|By Ben Wright, Columbus Ledger-Enquirer,
Ga.McClatchy-Tribune Regional News
October 9, 2009 - A motion was filed Thursday in Muscogee County Superior Court seeking an injunction to force Expedia Inc. to start relisting Columbus hotels on its Web site and quit claiming hotels are located in Columbus when they are actually in Phenix City.
"We hope they will do the right thing," said attorney Trip Tomlinson of Pope, McGlamry, Kilpatrick, Morrison and Norwood in Columbus. The firm is representing the city of Columbus.
The city of Columbus won a decision in June from the Georgia Supreme Court, which agreed the city is owed lodging taxes on the amount a customer pays for a room instead of the cheaper room rate paid by the Web site. A similar ruling from the state's high court was issued Monday for the city in its lawsuit against hotels.com.
Columbus hotels were delisted from expedia.com and other travel Web sites after the city filed suit in 2006. Customers seeking a hotel in Columbus on expedia.com are now directed to hotels in Phenix City but the site states the businesses are located in Columbus.
"This misrepresentation is part of Expedia's malicious effort to punish Columbus for enforcing its tax laws, even after the Supreme Court of Georgia has affirmed this court's decision that hotel occupancy taxes must be collected from consumers and remitted to Columbus based on the retail room rate Expedia charges its customers," the motion states.
Tomlinson said Expedia Inc. has 30 days to respond to the motion.
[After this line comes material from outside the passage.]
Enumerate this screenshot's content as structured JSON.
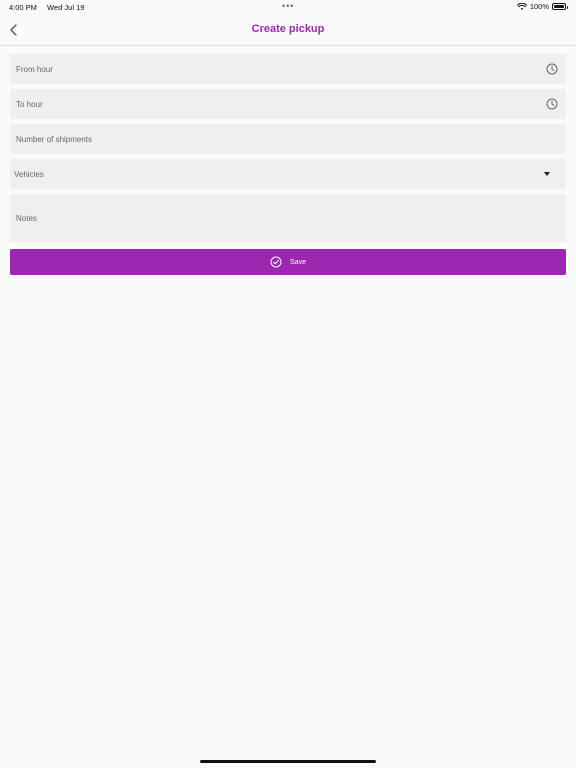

A hearing before Judge Doug Pullen may occur by mid-November or early December, he said.
"We have asked for a hearing as quickly as we can get one," Tomlinson said.
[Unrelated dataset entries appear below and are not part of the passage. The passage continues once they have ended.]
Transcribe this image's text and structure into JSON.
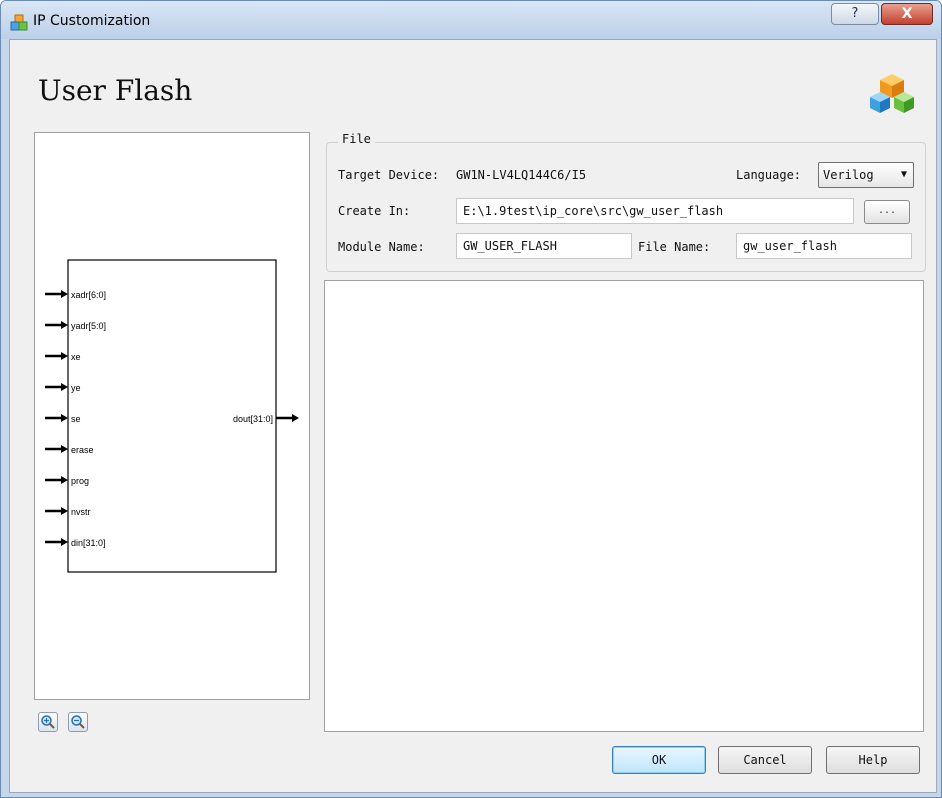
{
  "window": {
    "title": "IP Customization",
    "help_button": "?",
    "close_button": "X",
    "app_icon": "ip-cubes-icon"
  },
  "header": {
    "title": "User Flash",
    "logo_icon": "ip-cubes-logo-icon"
  },
  "diagram": {
    "inputs": [
      "xadr[6:0]",
      "yadr[5:0]",
      "xe",
      "ye",
      "se",
      "erase",
      "prog",
      "nvstr",
      "din[31:0]"
    ],
    "outputs": [
      "dout[31:0]"
    ]
  },
  "zoom": {
    "zoom_in_icon": "zoom-in-icon",
    "zoom_out_icon": "zoom-out-icon"
  },
  "file": {
    "group_label": "File",
    "target_device_label": "Target Device:",
    "target_device_value": "GW1N-LV4LQ144C6/I5",
    "language_label": "Language:",
    "language_value": "Verilog",
    "create_in_label": "Create In:",
    "create_in_value": "E:\\1.9test\\ip_core\\src\\gw_user_flash",
    "browse_label": "...",
    "module_name_label": "Module Name:",
    "module_name_value": "GW_USER_FLASH",
    "file_name_label": "File Name:",
    "file_name_value": "gw_user_flash"
  },
  "buttons": {
    "ok": "OK",
    "cancel": "Cancel",
    "help": "Help"
  }
}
Attorney Jerry A. Buchanan of Buchanan & Land LLP represents Expedia Inc. but he was out of the office and unavailable for comment late Thursday.
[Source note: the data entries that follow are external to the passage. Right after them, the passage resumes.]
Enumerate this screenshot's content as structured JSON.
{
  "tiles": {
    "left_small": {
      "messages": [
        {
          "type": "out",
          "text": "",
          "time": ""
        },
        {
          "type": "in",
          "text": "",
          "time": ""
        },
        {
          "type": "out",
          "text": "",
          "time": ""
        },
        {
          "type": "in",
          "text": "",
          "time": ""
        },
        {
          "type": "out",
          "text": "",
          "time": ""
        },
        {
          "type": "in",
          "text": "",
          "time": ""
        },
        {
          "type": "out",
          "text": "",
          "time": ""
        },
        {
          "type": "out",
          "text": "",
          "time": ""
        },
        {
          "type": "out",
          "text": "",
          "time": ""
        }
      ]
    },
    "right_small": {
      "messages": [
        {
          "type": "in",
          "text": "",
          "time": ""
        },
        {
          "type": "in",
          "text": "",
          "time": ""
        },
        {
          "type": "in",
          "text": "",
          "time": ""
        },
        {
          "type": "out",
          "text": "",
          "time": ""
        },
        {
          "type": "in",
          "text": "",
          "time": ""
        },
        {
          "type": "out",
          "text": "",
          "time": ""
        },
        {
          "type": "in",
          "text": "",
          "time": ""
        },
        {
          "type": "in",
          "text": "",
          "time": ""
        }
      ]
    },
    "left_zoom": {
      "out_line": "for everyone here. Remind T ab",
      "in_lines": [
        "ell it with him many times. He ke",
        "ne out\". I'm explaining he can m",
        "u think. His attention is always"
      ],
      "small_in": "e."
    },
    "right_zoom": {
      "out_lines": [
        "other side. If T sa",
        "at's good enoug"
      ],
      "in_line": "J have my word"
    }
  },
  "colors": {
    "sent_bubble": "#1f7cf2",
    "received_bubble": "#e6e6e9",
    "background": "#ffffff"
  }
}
In the court documents, Tomlinson filed an affidavit that shows how expedia.com diverts searchers to hotels in Alabama but misrepresents the businesses location in Columbus. The motion also contains three contracts Expedia has with hotels in Columbus that generally provide that the company list hotels on its Web site.
"These contracts also provide for contract termination in certain circumstances and in accordance with certain procedures," the motion states. "Plaintiff Columbus is not aware of any change in these contracts or of any proper terminations."
To note the cost of delisting Columbus hotels on the site, Tomlinson submitted results of an economic impact study commissioned by Pezold Management, the operator of Marriott Columbus Hotel downtown and three other hotels. The report, compiled by two Columbus State University professors, showed that Columbus lost $1.3 million in tax revenue in the last fiscal year, including $724,276 that would have been collected in hotel occupancy tax and another $633,741 in retail tax.
Tracy Sayers of Pezold Management said Thursday the hotel operators are the unintended consequences of the action. "The Internet sells more rooms than any other source," he said.
Since the delisting of Columbus hotels to July 31, 2009, Tomlinson seeks an equitable amount of money the city should have received if rooms had been booked in Columbus. Similar court action may be filed with other travel sites.
"We have to file something in each case," Tomlinson said. "We will decide to do that in the next few days."